There are, to be sure, also systems trained in music: remember Jukebox by OpenAI? I told you about it here. All these systems, however, are based on long and complex "training", which involves the cataloging and administration of many "cues". Our artificial intelligences are greedy for data, and they always want more.
The next step is to make the AI "think" by enabling it to process the information it hears more quickly, without the need for long training. Something similar to what we try to do with self-driving systems.
How AudioLM works
To generate the audio, a few seconds of song or sound are fed into AudioLM, which literally predicts what comes next. It's not Shazam, it doesn't search for the entire song and replay it. He doesn't make collages of sounds that he has in memory. He builds them. The process is similar to the way i linguistic models like GPT-3 they predict phrases and words.
The audio clips released by the Google team sound very natural. In particular, the piano music generated by AudioLM seems more fluid than that generated with current artificial intelligences. In other words, he is better at capturing the way we produce a song, or a sound.
“It's really impressive, also because it indicates that these systems are learning some kind of multi-layered structure,” he says Roger Danenberg, a researcher in computer-generated music at Carnegie Mellon University.
Not just a song
Imagine speaking to AudioLM, two words and that's it. The system will continue the speech by learning your cadence, your accent, your pauses, even your breathing. In summary, exactly your way of speaking. There is no need for specific training: he can do it almost by himself.
Like a parrot repeating the things you hear. Only this is a parrot capable of receiving and producing any sound, and autonomously completing those left in the middle.
In summary? We will have very soon (and in these cases it means very soon) systems that are able to speak much more naturally, and to compose a song or sound exactly like From E 2, MidjourneyAI and others create images, or Make A Video creates clips based on our input.
Who owns the rights to a song?
Even if these systems will be capable of creating content almost on their own, that “almost” still makes all the difference in the world, and makes it necessary to consider the ethical implications of this technology.

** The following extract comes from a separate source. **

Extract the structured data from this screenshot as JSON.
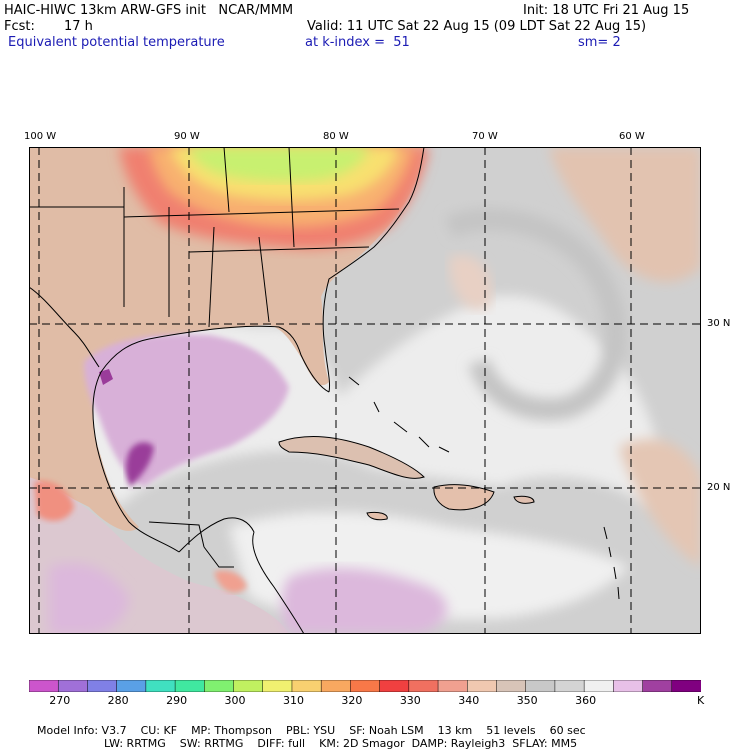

If I say “Thing, make me a different ending for Bohemian Rhapsody” and this thing makes a song along those lines, who will get the rights and collect the royalties for the song? Not to mention the fact that sounds and speeches that are now indistinguishable from human ones are much more convincing, and open up an unprecedented spread of misinformation.
In the document published to present this AI (I link it here), the researchers write that they are already considering how to mitigate these problems by inserting ways to distinguish natural sounds from those produced with AudioLM. I believe little. Many of the purposes for which this AI was created would be lost.
More generally, the risk is of producing a phenomenon that I would call "distrust of reality". If everything can be true, nothing can be. Nothing has value.